Brian Anderson: Right.  I guess that just raises a last question.  In terms of resistance, I would imagine at least some of the teachers in these schools that are being transformed, the STEM teachers, recognize what is happening and don’t want to participate in it.  What has been your experience in talking to engineering instructors and math teachers?  Do they embrace this kind of diversity ideology or are they recognizing that this is a destructive juggernaut as you describe it?

Heather Mac Donald: Well, surprisingly it is not as univocal as one would think.

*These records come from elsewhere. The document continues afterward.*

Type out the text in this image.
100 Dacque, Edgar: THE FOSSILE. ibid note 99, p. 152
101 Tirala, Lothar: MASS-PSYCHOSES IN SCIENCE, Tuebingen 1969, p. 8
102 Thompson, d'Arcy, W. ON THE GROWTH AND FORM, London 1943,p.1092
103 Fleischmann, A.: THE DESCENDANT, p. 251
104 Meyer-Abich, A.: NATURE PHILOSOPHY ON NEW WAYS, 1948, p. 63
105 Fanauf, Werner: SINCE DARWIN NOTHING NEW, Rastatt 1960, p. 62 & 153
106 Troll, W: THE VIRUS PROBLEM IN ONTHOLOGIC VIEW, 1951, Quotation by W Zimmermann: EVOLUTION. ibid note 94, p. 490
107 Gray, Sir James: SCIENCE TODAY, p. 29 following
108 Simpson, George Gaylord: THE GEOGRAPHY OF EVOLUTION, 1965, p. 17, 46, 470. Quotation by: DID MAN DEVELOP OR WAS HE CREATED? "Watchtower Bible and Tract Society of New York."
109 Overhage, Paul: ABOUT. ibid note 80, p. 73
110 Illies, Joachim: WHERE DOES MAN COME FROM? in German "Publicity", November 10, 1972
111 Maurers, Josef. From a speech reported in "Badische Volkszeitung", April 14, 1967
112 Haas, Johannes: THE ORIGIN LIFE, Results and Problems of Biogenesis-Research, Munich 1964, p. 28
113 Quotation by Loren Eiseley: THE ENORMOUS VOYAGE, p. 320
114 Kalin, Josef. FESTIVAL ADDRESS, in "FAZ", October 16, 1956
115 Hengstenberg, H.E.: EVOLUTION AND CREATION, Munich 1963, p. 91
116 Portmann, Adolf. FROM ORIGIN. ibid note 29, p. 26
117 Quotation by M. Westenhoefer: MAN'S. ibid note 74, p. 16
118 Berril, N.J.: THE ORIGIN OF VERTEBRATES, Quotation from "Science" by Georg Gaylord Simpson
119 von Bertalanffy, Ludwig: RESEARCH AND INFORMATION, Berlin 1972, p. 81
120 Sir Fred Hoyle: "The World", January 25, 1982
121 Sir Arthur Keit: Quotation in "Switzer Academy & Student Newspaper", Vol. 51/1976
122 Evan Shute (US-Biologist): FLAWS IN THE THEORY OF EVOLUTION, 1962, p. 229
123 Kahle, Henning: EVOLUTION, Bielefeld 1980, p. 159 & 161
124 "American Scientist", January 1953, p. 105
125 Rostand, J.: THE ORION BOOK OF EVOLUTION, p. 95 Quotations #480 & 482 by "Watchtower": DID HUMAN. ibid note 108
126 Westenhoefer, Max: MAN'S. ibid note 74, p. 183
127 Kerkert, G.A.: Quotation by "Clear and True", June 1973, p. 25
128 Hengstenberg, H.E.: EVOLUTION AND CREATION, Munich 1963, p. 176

There are even feminists in the sciences at the University of San Diego, UC San Diego, that I mentioned that had the excellence candidate being shoehorned into the department by the dean, one of the faculty there said that perhaps 50% of the faculty agreed with the diversity ideology and thought that gender should trump scientific qualifications.  So, these are faculty who presumably have themselves come up through the diversity university and amazingly, I mean I would have thought that scientists would be universally against the introduction of irrelevant criteria like race and gender into their fields, but some of them, having been subjected to feminist ideology throughout their undergraduate and graduate careers, have actually been changed into believing that this is relevant.  So, when that happens, again, we are simply putting the nail in the coffin of our heretofore unparalleled scientific competitiveness.

Brian Anderson: Thanks very much, Heather.  Her article, “How Identity Politics Is Harming the Sciences,” it is in the latest issue of City Journal.  Don’t forget to check out her other work on our website, www.city-journal.org.  You can follow Heather on Twitter, @HMDatMI.  We would also love to hear your comments about today’s episode on Twitter, @CityJournal.  Lastly, if you like our show and want to hear more, please leave ratings and reviews on iTunes.  Thanks for listening and thanks, Heather, again for joining us.

Heather Mac Donald: Thank you, Brian.